At the centre of this monumental “Do Not Enter” sign will be a room containing information about the site. In case the information becomes unreadable, there will be another buried 20ft below, and another buried in the earth barrier itself. Detailed information about the WIPP will be stored in many archives around the world on special paper stamped with the instruction that it must be kept for 10,000 years, the rather arbitrary length of the site’s license.

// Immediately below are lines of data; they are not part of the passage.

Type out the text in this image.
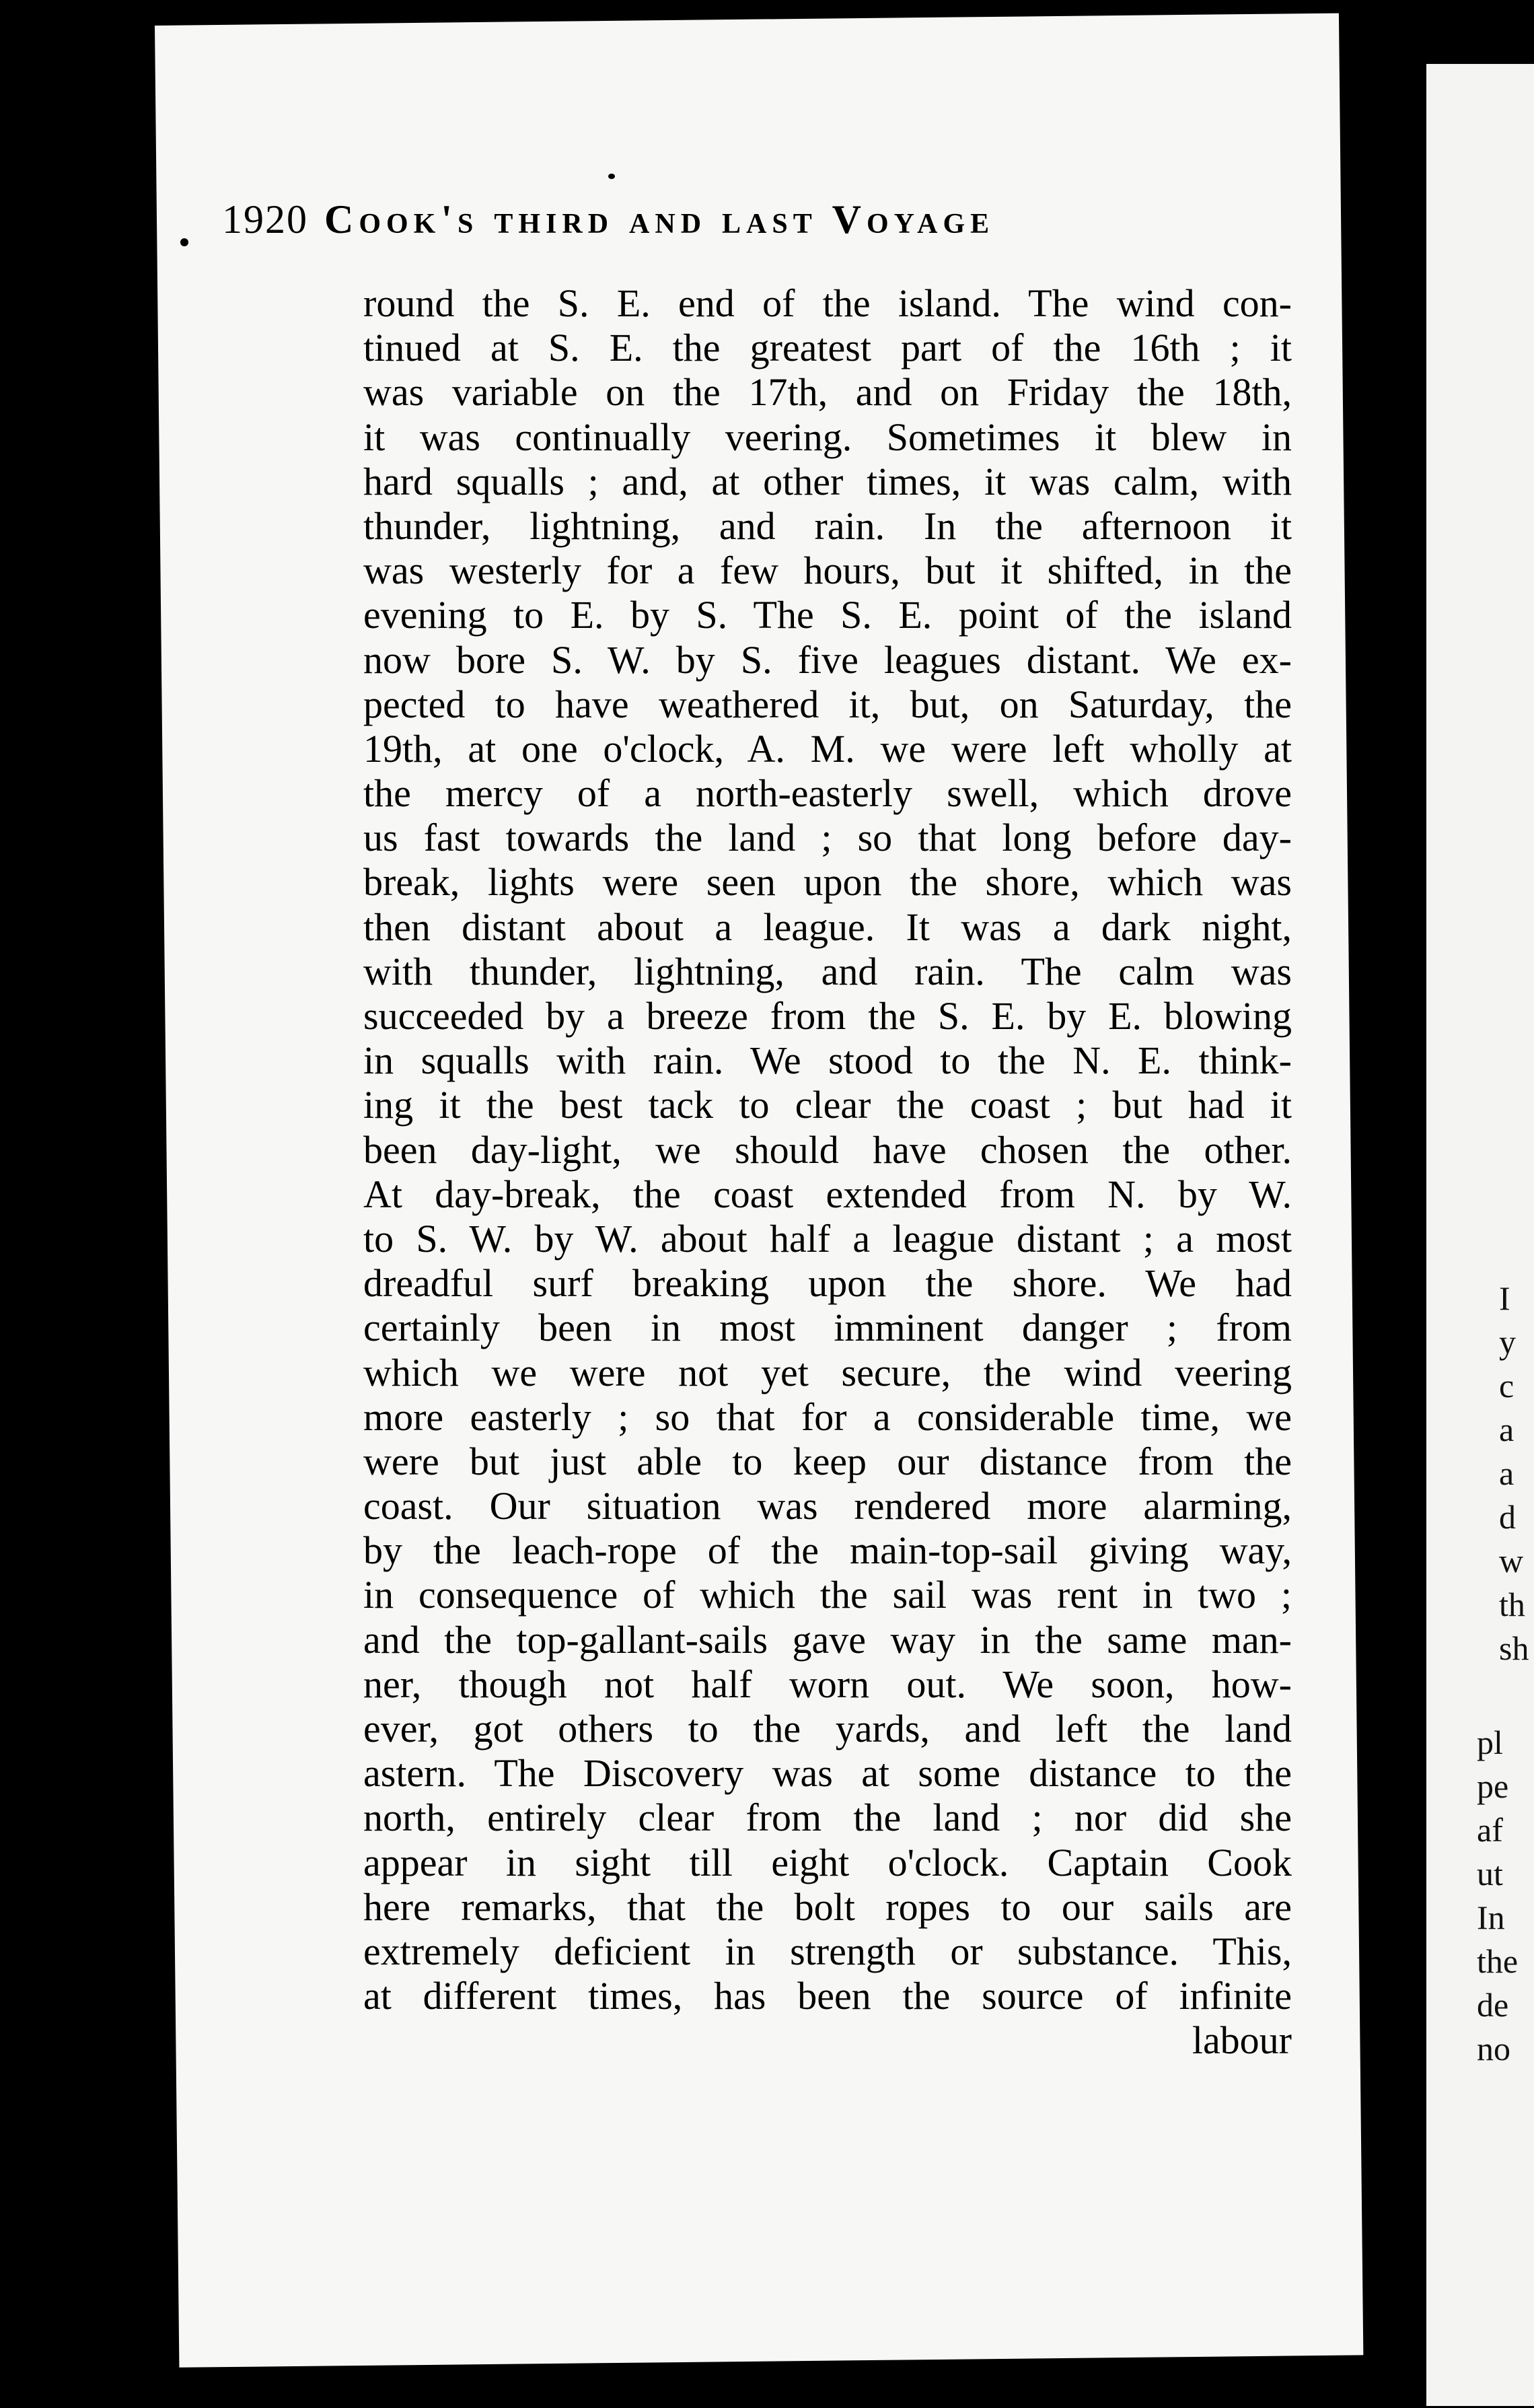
1920 Cook's third and last Voyage
round the S. E. end of the island. The wind con-
tinued at S. E. the greatest part of the 16th ; it
was variable on the 17th, and on Friday the 18th,
it was continually veering. Sometimes it blew in
hard squalls ; and, at other times, it was calm, with
thunder, lightning, and rain. In the afternoon it
was westerly for a few hours, but it shifted, in the
evening to E. by S. The S. E. point of the island
now bore S. W. by S. five leagues distant. We ex-
pected to have weathered it, but, on Saturday, the
19th, at one o'clock, A. M. we were left wholly at
the mercy of a north-easterly swell, which drove
us fast towards the land ; so that long before day-
break, lights were seen upon the shore, which was
then distant about a league. It was a dark night,
with thunder, lightning, and rain. The calm was
succeeded by a breeze from the S. E. by E. blowing
in squalls with rain. We stood to the N. E. think-
ing it the best tack to clear the coast ; but had it
been day-light, we should have chosen the other.
At day-break, the coast extended from N. by W.
to S. W. by W. about half a league distant ; a most
dreadful surf breaking upon the shore. We had
certainly been in most imminent danger ; from
which we were not yet secure, the wind veering
more easterly ; so that for a considerable time, we
were but just able to keep our distance from the
coast. Our situation was rendered more alarming,
by the leach-rope of the main-top-sail giving way,
in consequence of which the sail was rent in two ;
and the top-gallant-sails gave way in the same man-
ner, though not half worn out. We soon, how-
ever, got others to the yards, and left the land
astern. The Discovery was at some distance to the
north, entirely clear from the land ; nor did she
appear in sight till eight o'clock. Captain Cook
here remarks, that the bolt ropes to our sails are
extremely deficient in strength or substance. This,
at different times, has been the source of infinite
labour
I
y
c
a
a
d
w
th
sh
pl
pe
af
ut
In
the
de
no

Welcome to the world of nuclear semiotics. The vast landscape proposed for the WIPP is partly influenced by science fiction. Nuclear physicists, engineers, anthropologists, sci-fi writers, artists and others have come together in the very broad, esoteric field of research into the way that future humans – and anything that comes after us – might be warned of our deadly legacy

Sadly, the idea to cover the site with a forest of massive concrete thorns was not taken up, nor the idea to create a self-perpetuating atomic priesthood who would use legend and ritual to create a sense of fear around the site for generations. Linguist Thomas Sebok first used the phrase “nuclear priesthood” in 1981. Neither was the idea of breeding cats that would change colour when exposed to radiation and – it was hoped – give birth to the idea of the ‘ray cat’, the feline Geiger counter, which would over the millennia teach humans to run if their cats change colour. Ironically, there is now Ray Cat movement with its own t-shirts, songs, and documentary.

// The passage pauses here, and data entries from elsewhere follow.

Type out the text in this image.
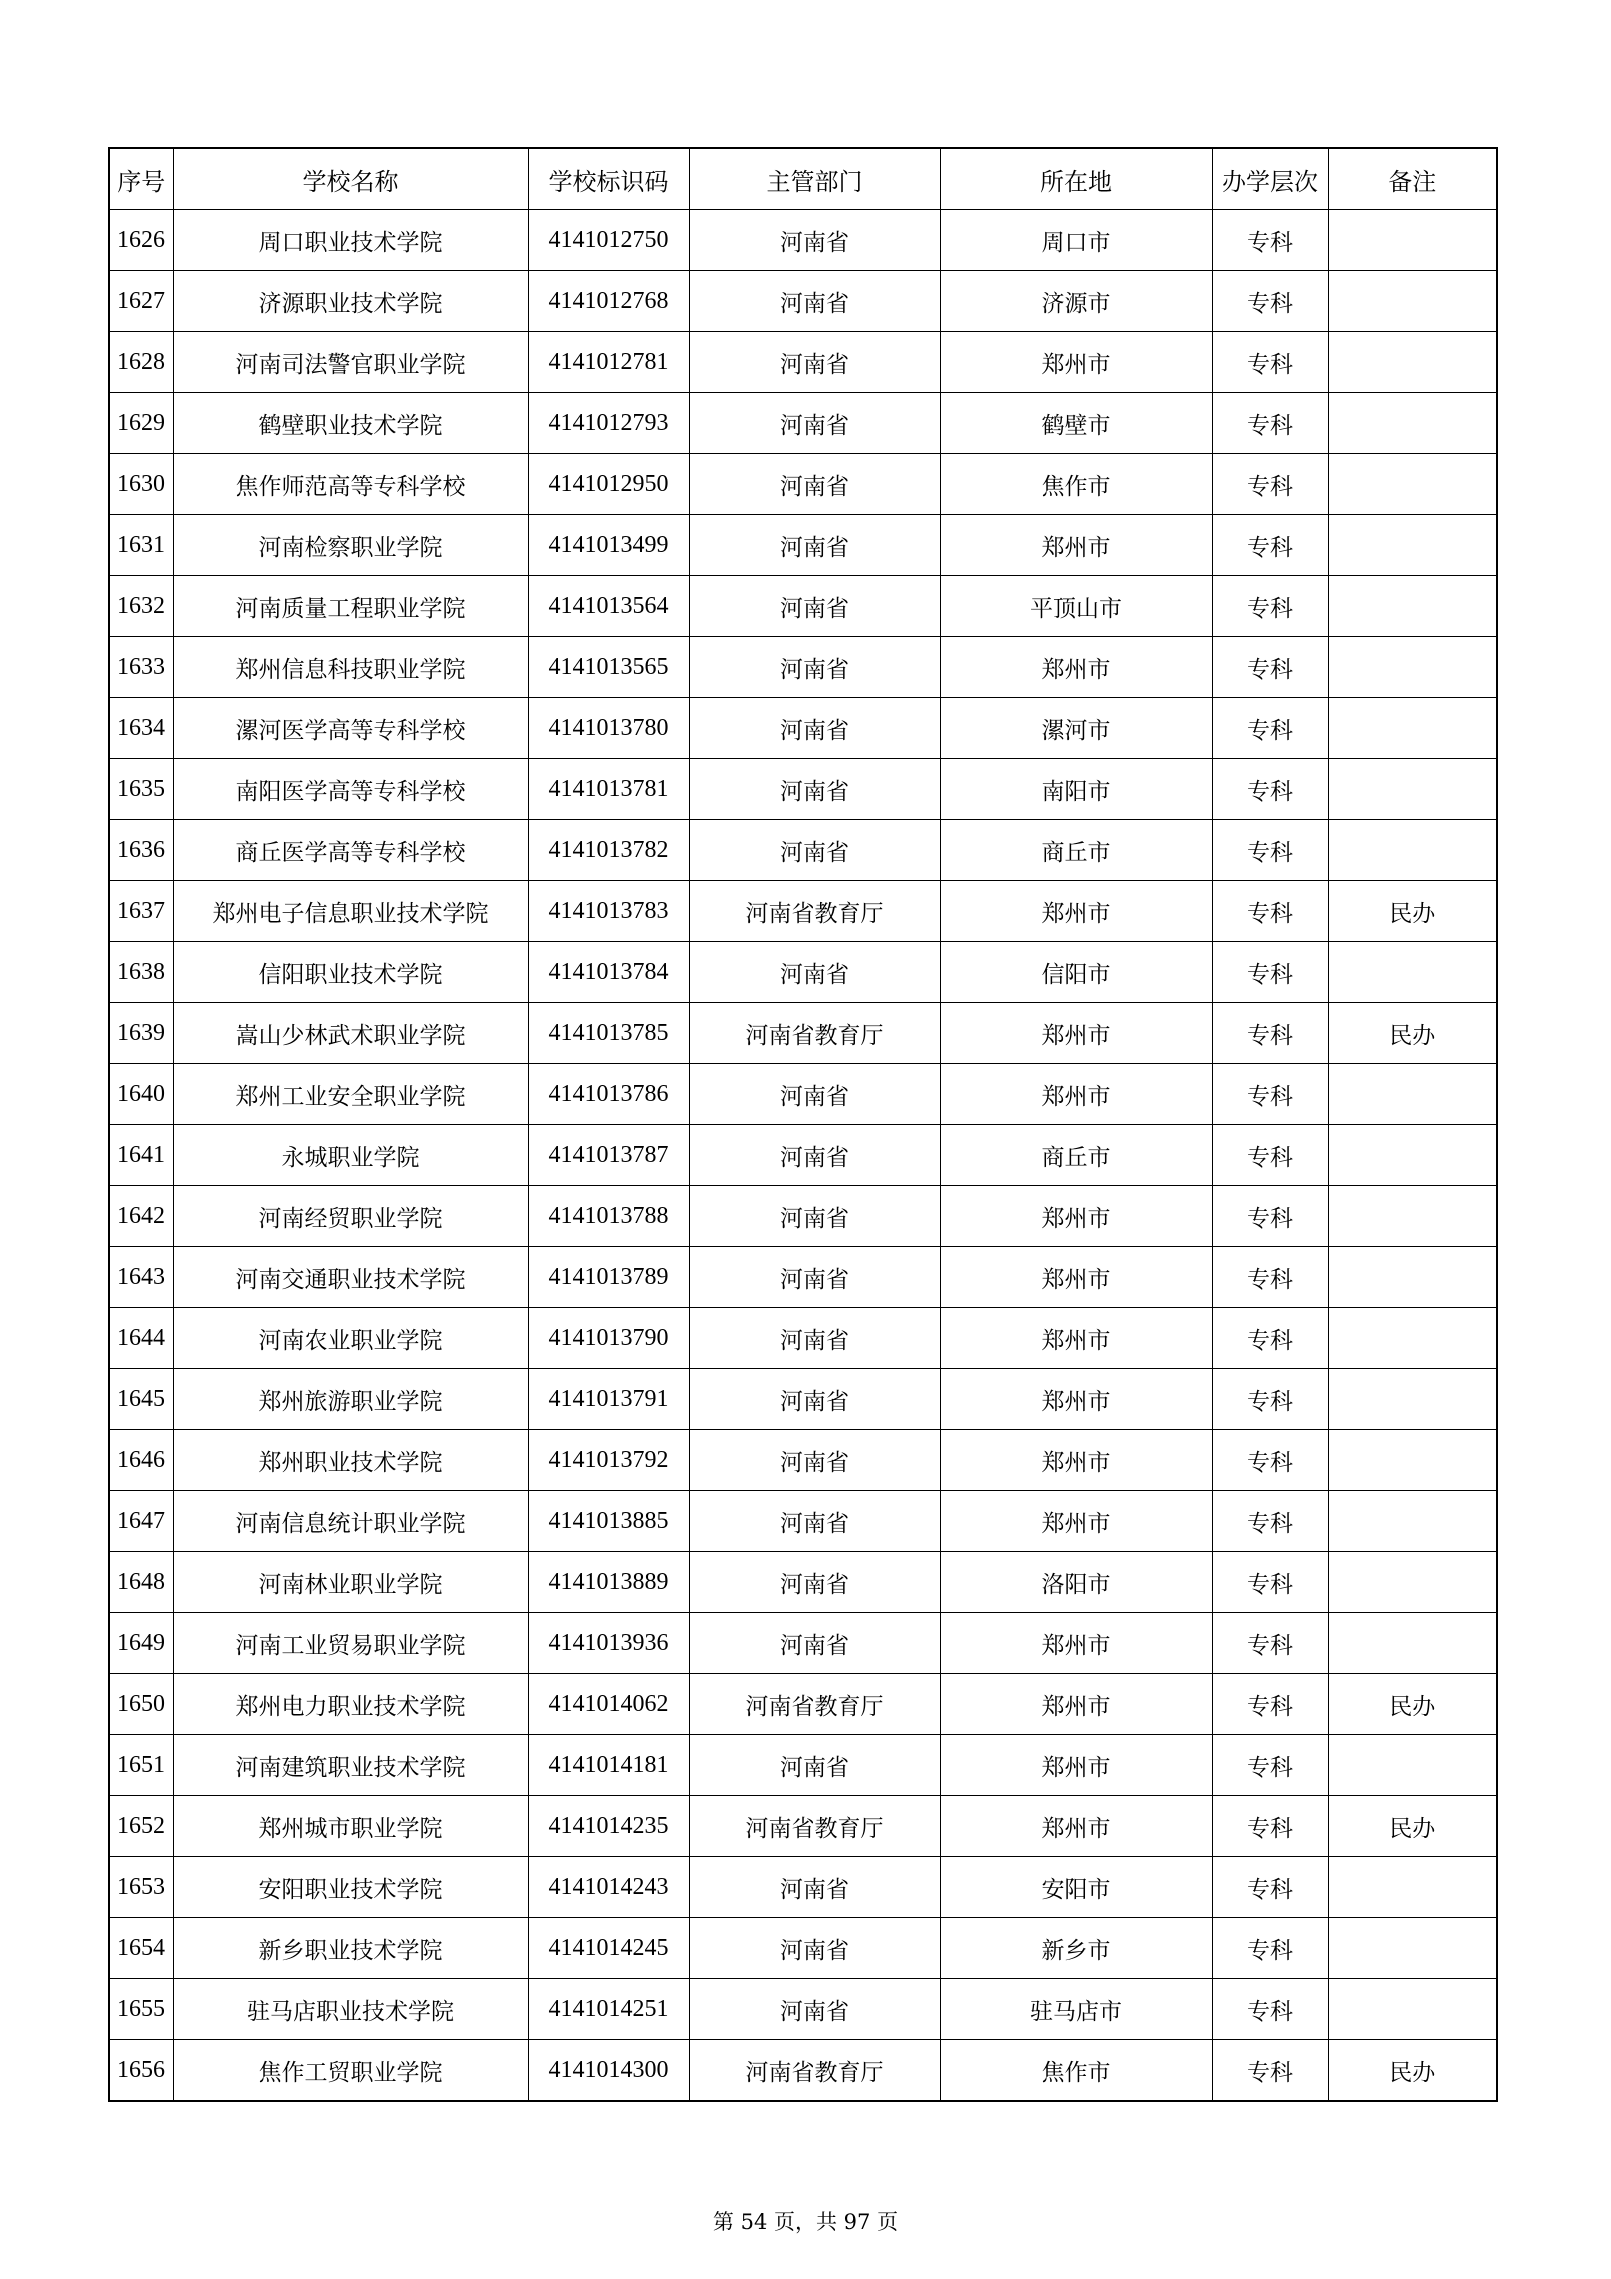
序号	学校名称	学校标识码	主管部门	所在地	办学层次	备注
1626	周口职业技术学院	4141012750	河南省	周口市	专科	
1627	济源职业技术学院	4141012768	河南省	济源市	专科	
1628	河南司法警官职业学院	4141012781	河南省	郑州市	专科	
1629	鹤壁职业技术学院	4141012793	河南省	鹤壁市	专科	
1630	焦作师范高等专科学校	4141012950	河南省	焦作市	专科	
1631	河南检察职业学院	4141013499	河南省	郑州市	专科	
1632	河南质量工程职业学院	4141013564	河南省	平顶山市	专科	
1633	郑州信息科技职业学院	4141013565	河南省	郑州市	专科	
1634	漯河医学高等专科学校	4141013780	河南省	漯河市	专科	
1635	南阳医学高等专科学校	4141013781	河南省	南阳市	专科	
1636	商丘医学高等专科学校	4141013782	河南省	商丘市	专科	
1637	郑州电子信息职业技术学院	4141013783	河南省教育厅	郑州市	专科	民办
1638	信阳职业技术学院	4141013784	河南省	信阳市	专科	
1639	嵩山少林武术职业学院	4141013785	河南省教育厅	郑州市	专科	民办
1640	郑州工业安全职业学院	4141013786	河南省	郑州市	专科	
1641	永城职业学院	4141013787	河南省	商丘市	专科	
1642	河南经贸职业学院	4141013788	河南省	郑州市	专科	
1643	河南交通职业技术学院	4141013789	河南省	郑州市	专科	
1644	河南农业职业学院	4141013790	河南省	郑州市	专科	
1645	郑州旅游职业学院	4141013791	河南省	郑州市	专科	
1646	郑州职业技术学院	4141013792	河南省	郑州市	专科	
1647	河南信息统计职业学院	4141013885	河南省	郑州市	专科	
1648	河南林业职业学院	4141013889	河南省	洛阳市	专科	
1649	河南工业贸易职业学院	4141013936	河南省	郑州市	专科	
1650	郑州电力职业技术学院	4141014062	河南省教育厅	郑州市	专科	民办
1651	河南建筑职业技术学院	4141014181	河南省	郑州市	专科	
1652	郑州城市职业学院	4141014235	河南省教育厅	郑州市	专科	民办
1653	安阳职业技术学院	4141014243	河南省	安阳市	专科	
1654	新乡职业技术学院	4141014245	河南省	新乡市	专科	
1655	驻马店职业技术学院	4141014251	河南省	驻马店市	专科	
1656	焦作工贸职业学院	4141014300	河南省教育厅	焦作市	专科	民办
第 54 页，共 97 页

The bright, modern meeting room in rural Oxfordshire feels a long way from the desert of New Mexico and talk of atomic priesthoods, but it is closer than it appears. The former World War II airfield at Culham is home to the UK’s Atomic Energy Authority and to the Culham Centre for Fusion Energy (CCFE), the UK’s nuclear fusion laboratory. Then the first nuclear reactor in Western Europe, which began operating just down the road at Harwell on another former airfield in 1947. Here also lies the HQ of the UK’s Radioactive Waste Management Ltd (RWM).

The initiative came up with a number of suggestions as how to help humans in the future make informed decisions, such as libraries, time capsules and physical markers
Sitting on the other side of the table from me are two of the people whose job it is to think about this rather big problem. Professor Cherry Tweed is the chief scientific adviser to RWM, and subject matter expert James Pearson is at the same company; it is their job to consider the options for marking the UK’s own repository, a facility that will take 200 years to plan, construct, fill up and seal. Like similar bodies around the world, the RWM has an obligation to consider the options for marking any proposed site.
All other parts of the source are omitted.